In the absence of lasers, alligators, snakes
and active volcanoes, Howzier, in super villainous fashion, bound me to a too small desk
on loan from a local grade school. Its restraining arm pinned against my chest,
suffocating me. Bound in place, he then presented me with a sealed booklet ominously
marked “vocational assessment exam.”
I’d have taken my chances with any
of the other options, because this vocational assessment was all scenarios rolled into
one. It was serpentine beast tightly wrapped around my present, its boa constricting body
squeezing the air out of me, while its open maw, like that of a man-eating alligator,
poised to consume the whole of my future. It breathed the incinerating ashen air of a
live volcano, with the fierce intensity of a laser that scorched the edges of my dream
sanctuary.
My only defense against this creature, a sharpened #2 pencil
clutched in my sweaty palm. I could scarcely draw a breath, initially thinking I would
resist by filling little smiley faces or patterned rows of B-C-D-B-C-D on the answer
form. In a moment of clarity, I realized this was the trap he had laid and I was playing
right into his hands. I broke the seal with sudden resolve to seriously tackle the exam,
without seriously accepting the results.
Later, Howzier would study these
results as though he were a doctor faced with relaying a terminal diagnosis to a patient.
He released several “Mmmhmms” and shifted his weight from foot to foot awkwardly.
Finally, as though he could no longer bear it, he thrust the report in my hands and
stared down at me anticipating an emotional collapse.
“Isn’t there
something, anything, you can do?” The verdict, “suited for a career in the creative field
with a strong command of written and verbal communication skills,” slowly morphed into
affirmation.
Howzier had finally done his job, validating my dream
ambition in his own statistical language. He had given me a direction for my future. How
is that for a Lifetime moment?
In the years that followed, there would be
other Howziers of course, but just like every Bond villain since Blofeld, they paled in
comparison. Despite his intent, my nemesis had taught me how to preserve this dream
treasure. In college, when I was told “major hopping” indicated an unfocused lack of
direction, I interpreted it as experiential research. When I was struggling through the
hardships of unemployment, I used it as on-the-job training, and every rejection letter
received was viewed as an opportunity for improvement.
A year after I had
graduated, Howzier asked my brother, Chris, how I was doing. He was helping Chris get
into tech school at the time.
At that time, I was working on an assembly
line installing lubricated rollers into tract beds in agonizingly monotonous days that
stretched one into the other, punctuated only by calamities that would almost cost
someone an appendage or worse yet, their life. Chris probably didn’t word it exactly
like this, but the implication was there. To this Howzier replied smugly, “At least he’s
contributing to society.” Then he released a nasty laugh as though he was sharing an
inside joke with Chris.
There was a time when that would have burned me
up inside and I would’ve wanted to throw all of my accomplishments in his face. Where I
would boil with the desire to show him that writing had also led me closer to my first
three career choices, too, proving to him that I had pounded Raymond Chandler’s mean
streets in search of runaway youth, backpacked across Ireland exploring Celtic ruins,
caught venomous snakes, suppressed wild fires and mended fences in Texas.

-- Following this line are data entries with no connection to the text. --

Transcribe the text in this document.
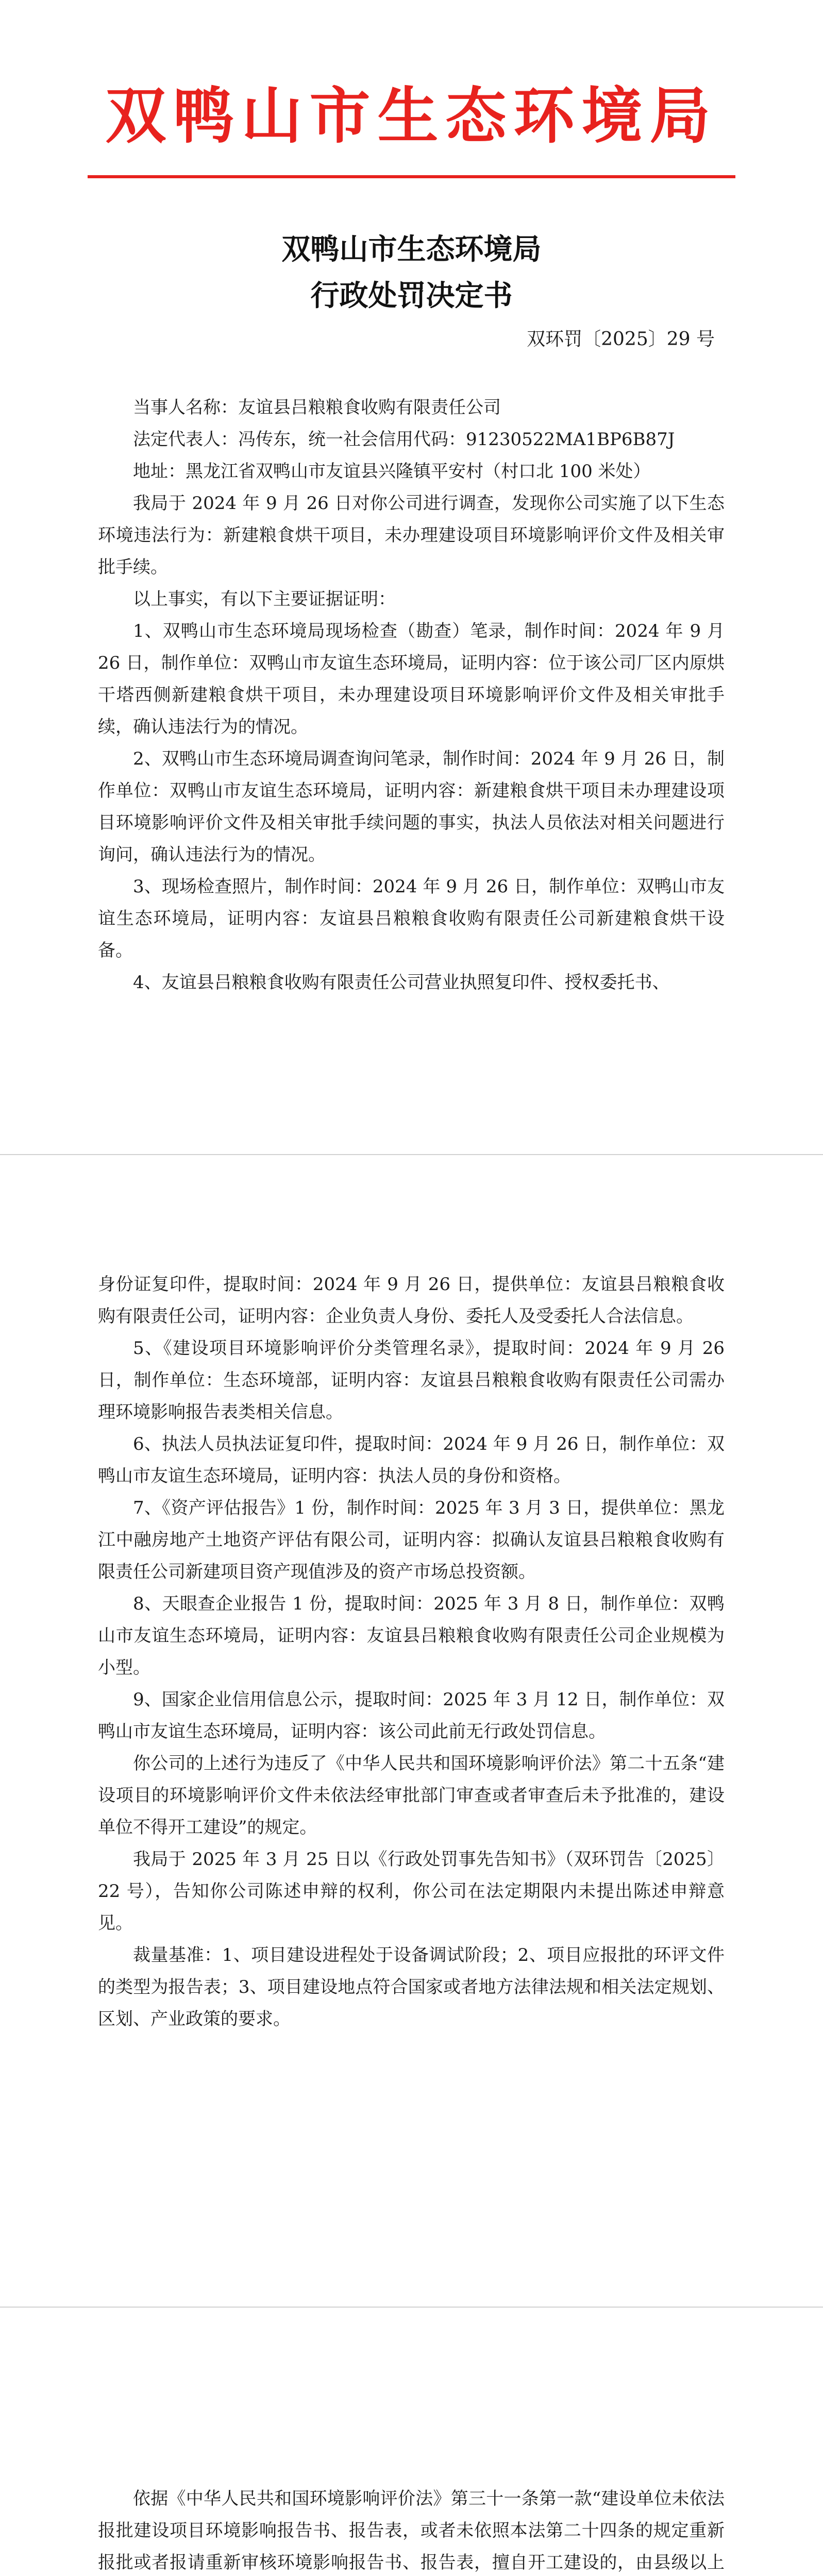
双鸭山市生态环境局
双鸭山市生态环境局
行政处罚决定书
双环罚〔2025〕29 号

当事人名称：友谊县吕粮粮食收购有限责任公司

法定代表人：冯传东，统一社会信用代码：91230522MA1BP6B87J

地址：黑龙江省双鸭山市友谊县兴隆镇平安村（村口北 100 米处）

我局于 2024 年 9 月 26 日对你公司进行调查，发现你公司实施了以下生态环境违法行为：新建粮食烘干项目，未办理建设项目环境影响评价文件及相关审批手续。

以上事实，有以下主要证据证明：

1、双鸭山市生态环境局现场检查（勘查）笔录，制作时间：2024 年 9 月 26 日，制作单位：双鸭山市友谊生态环境局，证明内容：位于该公司厂区内原烘干塔西侧新建粮食烘干项目，未办理建设项目环境影响评价文件及相关审批手续，确认违法行为的情况。

2、双鸭山市生态环境局调查询问笔录，制作时间：2024 年 9 月 26 日，制作单位：双鸭山市友谊生态环境局，证明内容：新建粮食烘干项目未办理建设项目环境影响评价文件及相关审批手续问题的事实，执法人员依法对相关问题进行询问，确认违法行为的情况。

3、现场检查照片，制作时间：2024 年 9 月 26 日，制作单位：双鸭山市友谊生态环境局，证明内容：友谊县吕粮粮食收购有限责任公司新建粮食烘干设备。

4、友谊县吕粮粮食收购有限责任公司营业执照复印件、授权委托书、

身份证复印件，提取时间：2024 年 9 月 26 日，提供单位：友谊县吕粮粮食收购有限责任公司，证明内容：企业负责人身份、委托人及受委托人合法信息。

5、《建设项目环境影响评价分类管理名录》，提取时间：2024 年 9 月 26 日，制作单位：生态环境部，证明内容：友谊县吕粮粮食收购有限责任公司需办理环境影响报告表类相关信息。

6、执法人员执法证复印件，提取时间：2024 年 9 月 26 日，制作单位：双鸭山市友谊生态环境局，证明内容：执法人员的身份和资格。

7、《资产评估报告》1 份，制作时间：2025 年 3 月 3 日，提供单位：黑龙江中融房地产土地资产评估有限公司，证明内容：拟确认友谊县吕粮粮食收购有限责任公司新建项目资产现值涉及的资产市场总投资额。

8、天眼查企业报告 1 份，提取时间：2025 年 3 月 8 日，制作单位：双鸭山市友谊生态环境局，证明内容：友谊县吕粮粮食收购有限责任公司企业规模为小型。

9、国家企业信用信息公示，提取时间：2025 年 3 月 12 日，制作单位：双鸭山市友谊生态环境局，证明内容：该公司此前无行政处罚信息。

你公司的上述行为违反了《中华人民共和国环境影响评价法》第二十五条“建设项目的环境影响评价文件未依法经审批部门审查或者审查后未予批准的，建设单位不得开工建设”的规定。

我局于 2025 年 3 月 25 日以《行政处罚事先告知书》（双环罚告〔2025〕22 号），告知你公司陈述申辩的权利，你公司在法定期限内未提出陈述申辩意见。

裁量基准：1、项目建设进程处于设备调试阶段；2、项目应报批的环评文件的类型为报告表；3、项目建设地点符合国家或者地方法律法规和相关法定规划、区划、产业政策的要求。

依据《中华人民共和国环境影响评价法》第三十一条第一款“建设单位未依法报批建设项目环境影响报告书、报告表，或者未依照本法第二十四条的规定重新报批或者报请重新审核环境影响报告书、报告表，擅自开工建设的，由县级以上
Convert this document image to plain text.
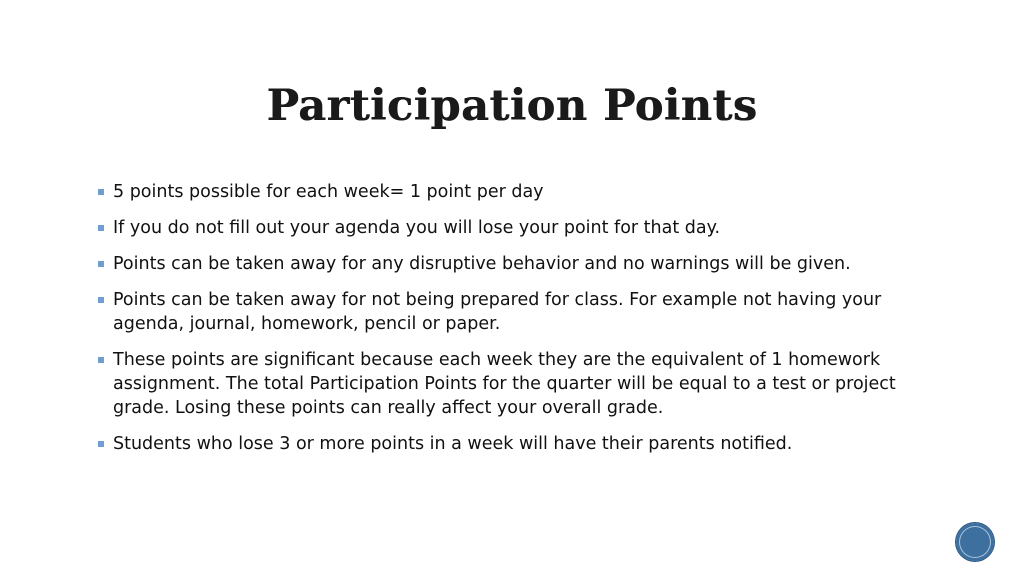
Participation Points
5 points possible for each week= 1 point per day
If you do not fill out your agenda you will lose your point for that day.
Points can be taken away for any disruptive behavior and no warnings will be given.
Points can be taken away for not being prepared for class. For example not having your agenda, journal, homework, pencil or paper.
These points are significant because each week they are the equivalent of 1 homework assignment. The total Participation Points for the quarter will be equal to a test or project grade. Losing these points can really affect your overall grade.
Students who lose 3 or more points in a week will have their parents notified.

In the same tradition as Mark Twain’s own boyhood fantasies, I worked as
a deck hand on an old-fashioned paddle wheel boat, and did my part to swindle booty on
board that vessel. The boat housed a casino. They called this good customer service, but
it seemed like piracy to me. There was a time when I would want to boast all of this to
Howzier, but he had already taught me that lesson. These secret treasures were my own.